Song by Jeff Buckley and Elizabeth Fraser
- Released: Unreleased (demo)
- Recorded: c. 1994–1995

= All Flowers in Time Bend Towards the Sun =

Unreleased duet by Jeff Buckley and Elizabeth Fraser

"All Flowers in Time Bend Towards the Sun" is an unreleased duet by American singer Jeff Buckley and Scottish singer Elizabeth Fraser of Cocteau Twins. A rough demo, recorded during the pair's mid-1990s relationship, has circulated online but has never been officially issued. In 2009, Fraser called the recording "unfinished" and said she did not want it to be heard, but then added, "Maybe I won't always think that".

== Background and recording ==
Buckley and Fraser recorded the song around 1994–1995, during their romantic relationship. Buckley's biographer Jeff Apter described the recording as "a lovely, languid ballad". The singers alternate verses, and faint laughter from Fraser can be heard before she sings.

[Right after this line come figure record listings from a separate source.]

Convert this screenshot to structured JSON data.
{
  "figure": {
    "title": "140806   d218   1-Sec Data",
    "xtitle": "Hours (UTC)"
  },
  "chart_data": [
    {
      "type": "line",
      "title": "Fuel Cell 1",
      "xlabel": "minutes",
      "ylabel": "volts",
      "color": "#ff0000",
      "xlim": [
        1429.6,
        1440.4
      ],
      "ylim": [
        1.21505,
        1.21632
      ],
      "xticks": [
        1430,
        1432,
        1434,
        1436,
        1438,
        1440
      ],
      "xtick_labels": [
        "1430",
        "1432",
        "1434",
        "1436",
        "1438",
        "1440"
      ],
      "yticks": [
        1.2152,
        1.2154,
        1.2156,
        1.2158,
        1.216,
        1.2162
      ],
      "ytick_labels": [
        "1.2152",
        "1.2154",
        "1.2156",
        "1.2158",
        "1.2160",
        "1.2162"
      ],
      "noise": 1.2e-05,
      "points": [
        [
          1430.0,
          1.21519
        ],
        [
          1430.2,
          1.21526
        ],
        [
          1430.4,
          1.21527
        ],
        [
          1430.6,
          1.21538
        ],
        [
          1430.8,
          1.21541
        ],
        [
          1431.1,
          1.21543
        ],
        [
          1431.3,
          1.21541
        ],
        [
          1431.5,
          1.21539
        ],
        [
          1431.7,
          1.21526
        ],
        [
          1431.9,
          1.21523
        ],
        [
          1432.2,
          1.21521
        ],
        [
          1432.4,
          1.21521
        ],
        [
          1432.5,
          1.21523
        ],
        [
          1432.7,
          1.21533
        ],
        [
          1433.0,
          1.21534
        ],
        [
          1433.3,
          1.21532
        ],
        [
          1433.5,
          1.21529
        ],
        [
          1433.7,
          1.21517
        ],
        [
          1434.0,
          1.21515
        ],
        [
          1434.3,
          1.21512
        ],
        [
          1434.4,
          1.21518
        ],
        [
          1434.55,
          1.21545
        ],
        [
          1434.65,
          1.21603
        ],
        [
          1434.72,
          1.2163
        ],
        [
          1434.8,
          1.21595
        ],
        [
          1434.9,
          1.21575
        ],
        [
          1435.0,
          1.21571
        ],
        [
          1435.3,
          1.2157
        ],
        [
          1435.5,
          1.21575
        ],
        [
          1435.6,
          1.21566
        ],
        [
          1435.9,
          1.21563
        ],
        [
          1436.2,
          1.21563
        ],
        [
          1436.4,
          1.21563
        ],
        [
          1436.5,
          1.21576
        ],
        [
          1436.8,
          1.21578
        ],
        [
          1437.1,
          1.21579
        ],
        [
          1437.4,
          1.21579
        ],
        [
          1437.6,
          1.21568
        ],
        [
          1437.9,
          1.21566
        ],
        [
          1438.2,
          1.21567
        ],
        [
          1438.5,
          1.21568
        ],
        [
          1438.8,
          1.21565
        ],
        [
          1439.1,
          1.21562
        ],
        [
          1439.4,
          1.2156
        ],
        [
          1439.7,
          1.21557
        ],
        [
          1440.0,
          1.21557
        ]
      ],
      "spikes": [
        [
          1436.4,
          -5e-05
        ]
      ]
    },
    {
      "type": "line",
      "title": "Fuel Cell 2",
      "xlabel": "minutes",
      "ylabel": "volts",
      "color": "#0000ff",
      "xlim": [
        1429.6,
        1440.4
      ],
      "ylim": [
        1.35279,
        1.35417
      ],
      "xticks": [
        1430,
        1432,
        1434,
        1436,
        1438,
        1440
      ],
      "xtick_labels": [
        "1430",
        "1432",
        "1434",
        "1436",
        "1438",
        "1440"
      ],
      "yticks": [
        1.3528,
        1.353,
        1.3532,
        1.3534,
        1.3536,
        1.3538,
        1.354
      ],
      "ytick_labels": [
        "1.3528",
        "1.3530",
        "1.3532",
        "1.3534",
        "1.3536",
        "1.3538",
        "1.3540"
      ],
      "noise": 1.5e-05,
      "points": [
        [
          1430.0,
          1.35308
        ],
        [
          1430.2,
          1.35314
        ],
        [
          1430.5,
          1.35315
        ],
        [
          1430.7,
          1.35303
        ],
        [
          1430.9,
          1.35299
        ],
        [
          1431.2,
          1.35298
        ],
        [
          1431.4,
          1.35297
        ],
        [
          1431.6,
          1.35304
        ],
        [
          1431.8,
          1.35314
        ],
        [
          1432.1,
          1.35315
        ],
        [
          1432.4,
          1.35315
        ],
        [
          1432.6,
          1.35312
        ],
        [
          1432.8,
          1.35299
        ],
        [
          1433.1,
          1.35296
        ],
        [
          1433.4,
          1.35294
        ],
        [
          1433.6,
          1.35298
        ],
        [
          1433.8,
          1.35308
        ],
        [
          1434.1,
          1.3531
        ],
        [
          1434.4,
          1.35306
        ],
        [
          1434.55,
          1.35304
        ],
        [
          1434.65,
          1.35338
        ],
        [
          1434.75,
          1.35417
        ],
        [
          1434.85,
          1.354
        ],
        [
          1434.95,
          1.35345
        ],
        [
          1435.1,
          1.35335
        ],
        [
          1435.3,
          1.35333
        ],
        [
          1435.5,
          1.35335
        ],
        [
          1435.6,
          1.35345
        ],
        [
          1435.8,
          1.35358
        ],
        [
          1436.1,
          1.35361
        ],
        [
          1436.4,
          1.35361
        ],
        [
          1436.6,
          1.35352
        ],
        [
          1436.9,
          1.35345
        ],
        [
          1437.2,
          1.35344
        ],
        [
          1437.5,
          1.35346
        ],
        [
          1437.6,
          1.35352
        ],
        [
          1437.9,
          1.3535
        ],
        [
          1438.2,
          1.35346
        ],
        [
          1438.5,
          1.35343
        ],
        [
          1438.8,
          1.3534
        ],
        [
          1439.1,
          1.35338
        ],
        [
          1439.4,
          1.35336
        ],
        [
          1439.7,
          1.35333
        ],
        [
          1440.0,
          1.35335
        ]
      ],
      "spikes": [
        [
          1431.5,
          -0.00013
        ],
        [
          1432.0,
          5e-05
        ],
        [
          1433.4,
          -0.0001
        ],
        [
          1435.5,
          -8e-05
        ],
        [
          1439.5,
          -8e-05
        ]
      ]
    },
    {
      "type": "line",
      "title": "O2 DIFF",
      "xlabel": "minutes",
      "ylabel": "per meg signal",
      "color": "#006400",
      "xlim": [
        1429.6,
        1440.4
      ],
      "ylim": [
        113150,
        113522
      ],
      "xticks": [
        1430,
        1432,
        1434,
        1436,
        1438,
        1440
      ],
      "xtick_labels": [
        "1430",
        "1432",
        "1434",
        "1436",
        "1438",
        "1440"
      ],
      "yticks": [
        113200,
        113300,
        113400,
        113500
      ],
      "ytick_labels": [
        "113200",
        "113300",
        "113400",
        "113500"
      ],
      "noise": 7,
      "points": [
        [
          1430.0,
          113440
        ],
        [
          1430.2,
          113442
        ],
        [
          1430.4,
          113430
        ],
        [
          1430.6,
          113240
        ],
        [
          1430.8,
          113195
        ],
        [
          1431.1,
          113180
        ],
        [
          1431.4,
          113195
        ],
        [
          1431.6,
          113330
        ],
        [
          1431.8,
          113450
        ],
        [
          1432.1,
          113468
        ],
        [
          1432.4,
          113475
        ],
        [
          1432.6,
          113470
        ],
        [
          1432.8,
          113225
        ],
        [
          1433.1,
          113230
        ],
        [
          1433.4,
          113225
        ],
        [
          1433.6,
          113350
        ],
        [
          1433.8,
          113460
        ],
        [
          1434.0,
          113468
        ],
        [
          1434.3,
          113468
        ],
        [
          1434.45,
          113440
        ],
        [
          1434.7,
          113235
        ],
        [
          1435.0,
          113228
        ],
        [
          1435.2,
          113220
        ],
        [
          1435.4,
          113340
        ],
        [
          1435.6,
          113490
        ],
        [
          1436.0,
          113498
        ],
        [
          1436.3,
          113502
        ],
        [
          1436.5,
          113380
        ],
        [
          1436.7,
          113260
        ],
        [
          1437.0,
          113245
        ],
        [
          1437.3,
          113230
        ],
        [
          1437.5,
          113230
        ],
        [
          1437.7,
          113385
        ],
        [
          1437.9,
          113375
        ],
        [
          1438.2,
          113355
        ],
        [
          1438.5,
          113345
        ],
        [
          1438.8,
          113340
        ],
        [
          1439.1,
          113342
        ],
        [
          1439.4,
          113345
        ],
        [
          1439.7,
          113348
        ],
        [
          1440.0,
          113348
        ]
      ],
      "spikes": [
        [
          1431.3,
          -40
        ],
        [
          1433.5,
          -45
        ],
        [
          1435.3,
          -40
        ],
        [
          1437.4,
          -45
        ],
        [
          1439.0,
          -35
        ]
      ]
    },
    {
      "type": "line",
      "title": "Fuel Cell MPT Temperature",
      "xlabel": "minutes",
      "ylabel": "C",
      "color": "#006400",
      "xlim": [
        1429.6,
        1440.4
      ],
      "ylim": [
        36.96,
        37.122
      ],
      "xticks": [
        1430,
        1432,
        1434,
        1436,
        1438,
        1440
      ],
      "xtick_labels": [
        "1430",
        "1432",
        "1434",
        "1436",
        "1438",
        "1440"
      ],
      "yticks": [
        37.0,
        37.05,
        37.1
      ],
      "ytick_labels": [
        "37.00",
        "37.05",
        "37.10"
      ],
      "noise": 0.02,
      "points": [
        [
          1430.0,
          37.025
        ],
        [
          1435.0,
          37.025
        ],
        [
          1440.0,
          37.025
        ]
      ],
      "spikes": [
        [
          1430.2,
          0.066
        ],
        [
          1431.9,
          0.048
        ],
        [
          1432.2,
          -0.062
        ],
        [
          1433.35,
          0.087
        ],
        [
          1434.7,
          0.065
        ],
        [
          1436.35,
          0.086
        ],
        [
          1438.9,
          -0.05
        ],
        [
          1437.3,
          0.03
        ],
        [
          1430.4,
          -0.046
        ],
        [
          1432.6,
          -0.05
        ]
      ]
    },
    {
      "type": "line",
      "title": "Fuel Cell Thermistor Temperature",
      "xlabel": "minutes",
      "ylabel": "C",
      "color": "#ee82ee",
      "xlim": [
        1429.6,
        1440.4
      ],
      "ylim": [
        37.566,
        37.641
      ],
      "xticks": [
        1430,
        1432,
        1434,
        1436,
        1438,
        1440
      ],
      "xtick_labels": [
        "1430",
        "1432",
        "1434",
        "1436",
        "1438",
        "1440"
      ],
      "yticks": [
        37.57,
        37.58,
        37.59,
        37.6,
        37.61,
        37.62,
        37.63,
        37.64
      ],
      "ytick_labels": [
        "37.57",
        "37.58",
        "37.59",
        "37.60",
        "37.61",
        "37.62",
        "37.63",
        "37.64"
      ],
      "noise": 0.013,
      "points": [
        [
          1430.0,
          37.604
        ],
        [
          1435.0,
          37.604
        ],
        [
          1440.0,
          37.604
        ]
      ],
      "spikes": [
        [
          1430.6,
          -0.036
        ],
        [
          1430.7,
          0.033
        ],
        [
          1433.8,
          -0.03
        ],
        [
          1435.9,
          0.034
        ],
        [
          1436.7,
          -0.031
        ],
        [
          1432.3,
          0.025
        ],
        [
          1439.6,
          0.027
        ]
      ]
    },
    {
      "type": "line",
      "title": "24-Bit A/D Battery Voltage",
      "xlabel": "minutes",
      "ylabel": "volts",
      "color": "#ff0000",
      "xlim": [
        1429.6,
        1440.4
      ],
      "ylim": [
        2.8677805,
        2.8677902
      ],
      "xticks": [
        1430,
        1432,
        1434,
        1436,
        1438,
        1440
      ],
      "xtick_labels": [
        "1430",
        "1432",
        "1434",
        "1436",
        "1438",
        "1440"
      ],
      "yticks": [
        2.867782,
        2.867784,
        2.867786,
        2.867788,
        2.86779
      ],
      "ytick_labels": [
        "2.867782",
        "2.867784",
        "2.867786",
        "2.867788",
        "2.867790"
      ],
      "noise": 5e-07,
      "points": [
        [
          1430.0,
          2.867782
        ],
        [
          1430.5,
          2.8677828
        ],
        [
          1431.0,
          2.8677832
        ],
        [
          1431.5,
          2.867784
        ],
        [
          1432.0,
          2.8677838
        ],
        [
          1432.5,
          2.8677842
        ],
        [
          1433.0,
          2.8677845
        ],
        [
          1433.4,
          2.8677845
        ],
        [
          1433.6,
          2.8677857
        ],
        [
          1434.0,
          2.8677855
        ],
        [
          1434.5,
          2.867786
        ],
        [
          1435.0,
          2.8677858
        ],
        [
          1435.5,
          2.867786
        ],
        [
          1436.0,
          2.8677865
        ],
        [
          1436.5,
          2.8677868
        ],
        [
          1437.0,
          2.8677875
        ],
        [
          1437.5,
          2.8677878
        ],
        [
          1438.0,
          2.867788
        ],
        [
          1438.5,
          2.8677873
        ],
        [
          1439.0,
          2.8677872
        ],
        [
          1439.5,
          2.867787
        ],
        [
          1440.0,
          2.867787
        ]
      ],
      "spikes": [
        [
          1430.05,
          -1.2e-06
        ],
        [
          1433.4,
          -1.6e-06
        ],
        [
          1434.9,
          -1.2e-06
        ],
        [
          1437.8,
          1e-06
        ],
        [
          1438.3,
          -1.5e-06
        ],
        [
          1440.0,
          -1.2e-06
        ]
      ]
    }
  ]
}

== Leak and circulation ==
Following Buckley's death in 1997, the duet leaked and circulated among fans and later video-sharing sites. Subsequent reporting has treated it as an unofficial but persistent item in Buckley's posthumous circulation.

== Reception and legacy ==
Despite its unofficial status, the track has drawn critical attention. Dazed listed the duet among Buckley's "most underrated deep cuts".

The song was incorporated into The Last Goodbye, a 2013 stage adaptation of Romeo and Juliet built around Buckley's music, in place of the canonical balcony scene.

An art exhibition at Almine Rech in 2025 took its title from the song, citing the phrase's resonance and imagery.